Ах! кто бы не отказался добровольно от тех вещей, которые лишь порождают беспокойство в уме, ради тех, которые делают его довольным! Искусство время от времени отвлекать воображение, вкус и страсти дарует уму новые и неведомые наслаждения и приносит удовольствие без боли, и роскошь без раскаяния. Чувства, притупленные пресыщением, возрождаются для новых наслаждений. Живое щебетание в рощах и журчание ручьев приносят более восхитительное удовольствие слуху, чем музыка оперы или композиции самых искусных мастеров. Глаз отдыхает более приятно на вогнутом небосводе, на просторе вод, на горах, покрытых скалами, чем на всем блеске балов и собраний. Короче говоря, ум наслаждается в уединении объектами, которые были ранее невыносимы, и, покоясь на лоне простоты, легко отказывается от всякого тщетного восторга. Петрарка писал из Воклюза одному из своих друзей: «Я объявил войну своим телесным силам, ибо нахожу, что они — мои враги. Мои глаза, которые сделали меня виновным во стольких глупостях, теперь ограничены видом одной женщины, старой, черной и загорелой. Если бы Елена или Лукреция обладали таким лицом, Троя никогда не была бы превращена в пепел, а Тарквиний не был бы изгнан из империи мира. Но, чтобы компенсировать эти недостатки, она верна, покорна и трудолюбива. Она проводит целые дни в полях, ее сморщенная кожа бросает вызов самым жарким лучам солнца. Мой гардероб все еще содержит прекрасную одежду, но я никогда ее не ношу; и вы приняли бы меня за простого рабочего или обычного пастуха; я, который раньше так беспокоился о своем наряде.
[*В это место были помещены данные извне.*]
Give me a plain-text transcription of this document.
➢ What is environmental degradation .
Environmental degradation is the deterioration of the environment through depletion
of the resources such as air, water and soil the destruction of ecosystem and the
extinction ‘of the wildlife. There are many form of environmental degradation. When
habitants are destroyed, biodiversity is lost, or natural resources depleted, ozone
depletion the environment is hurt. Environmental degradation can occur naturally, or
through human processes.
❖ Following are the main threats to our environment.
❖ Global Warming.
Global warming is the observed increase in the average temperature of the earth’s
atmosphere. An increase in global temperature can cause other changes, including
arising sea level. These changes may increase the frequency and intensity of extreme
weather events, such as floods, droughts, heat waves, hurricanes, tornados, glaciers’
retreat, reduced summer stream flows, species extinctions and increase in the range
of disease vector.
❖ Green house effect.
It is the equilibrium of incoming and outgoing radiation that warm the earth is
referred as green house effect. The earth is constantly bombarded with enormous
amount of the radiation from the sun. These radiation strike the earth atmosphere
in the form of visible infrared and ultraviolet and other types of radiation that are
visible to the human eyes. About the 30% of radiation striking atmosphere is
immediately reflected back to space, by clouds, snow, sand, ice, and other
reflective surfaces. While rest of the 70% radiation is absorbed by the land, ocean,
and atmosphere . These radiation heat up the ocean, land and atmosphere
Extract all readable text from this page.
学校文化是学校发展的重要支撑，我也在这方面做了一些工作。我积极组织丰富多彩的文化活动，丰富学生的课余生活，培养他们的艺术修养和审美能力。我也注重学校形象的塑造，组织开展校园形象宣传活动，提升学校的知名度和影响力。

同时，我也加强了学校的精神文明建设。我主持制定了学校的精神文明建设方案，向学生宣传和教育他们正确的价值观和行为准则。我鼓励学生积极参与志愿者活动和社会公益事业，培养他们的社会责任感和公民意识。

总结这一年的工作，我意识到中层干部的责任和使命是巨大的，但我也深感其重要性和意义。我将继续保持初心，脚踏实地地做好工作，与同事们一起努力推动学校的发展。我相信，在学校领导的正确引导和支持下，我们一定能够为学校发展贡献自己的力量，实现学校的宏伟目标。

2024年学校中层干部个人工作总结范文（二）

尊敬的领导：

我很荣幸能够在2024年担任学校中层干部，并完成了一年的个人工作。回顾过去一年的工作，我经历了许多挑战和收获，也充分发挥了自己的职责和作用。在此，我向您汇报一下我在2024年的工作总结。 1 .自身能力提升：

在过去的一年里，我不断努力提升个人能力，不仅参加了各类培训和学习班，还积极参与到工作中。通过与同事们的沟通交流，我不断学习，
Но причины, которые тогда преобладали, больше не существуют: оковы, которыми я был порабощен, разбиты: глаза, которым я стремился угодить, закрыты; и если бы они были все еще открыты, они, возможно, теперь не смогли бы сохранить ту же империю над моим сердцем».
Уединение, срывая с мирских объектов ложный блеск, в который их облекает фантазия, изгоняет из ума всякие тщетные амбиции. Привыкнув к сельским радостям и будучи равнодушным к любому другому виду удовольствий, мудрый человек больше не считает высокие должности и мирское продвижение достойными своих желаний. Благородный римлянин был переполнен слезами, будучи обязанным принять консульство, потому что это лишило бы его на один год возможности возделывать свои поля. Цинциннат, который был призван от плуга к верховному командованию римскими легионами, разгромил врагов своей страны, присоединил к ней новые провинции, совершил свой триумфальный въезд в Рим и по истечении шестнадцати дней вернулся к своему плугу. Правда, обитатель скромной хижины, который вынужден зарабатывать свой хлеб насущный трудом, и владелец просторного особняка, для которого предусмотрена всякая роскошь, не пользуются равным уважением у человечества. Но пусть человека, который испытал обе эти ситуации, спросят, в какой из них он чувствовал наибольшее довольство. Заботы и тревоги дворца бесчисленно больше, чем заботы хижины. В первом недовольство отравляет всякое наслаждение; и его излишество — лишь несчастье в маскировке. Принцы Германии не переваривают весь тот приятный яд, который готовят их повара, так хорошо, как крестьянин на пустошах Лимбурга переваривает свой пирог из гречихи. И те, кто может не согласиться со мной в этом мнении, будут вынуждены признать, что есть большая правда в ответе, который хорошенькая французская деревенская девушка дала молодому дворянину, который уговаривал ее оставить свой деревенский вкус и удалиться с ним в Париж: «Ах! милорд, чем дальше мы удаляемся от самих себя, тем больше наше расстояние от счастья».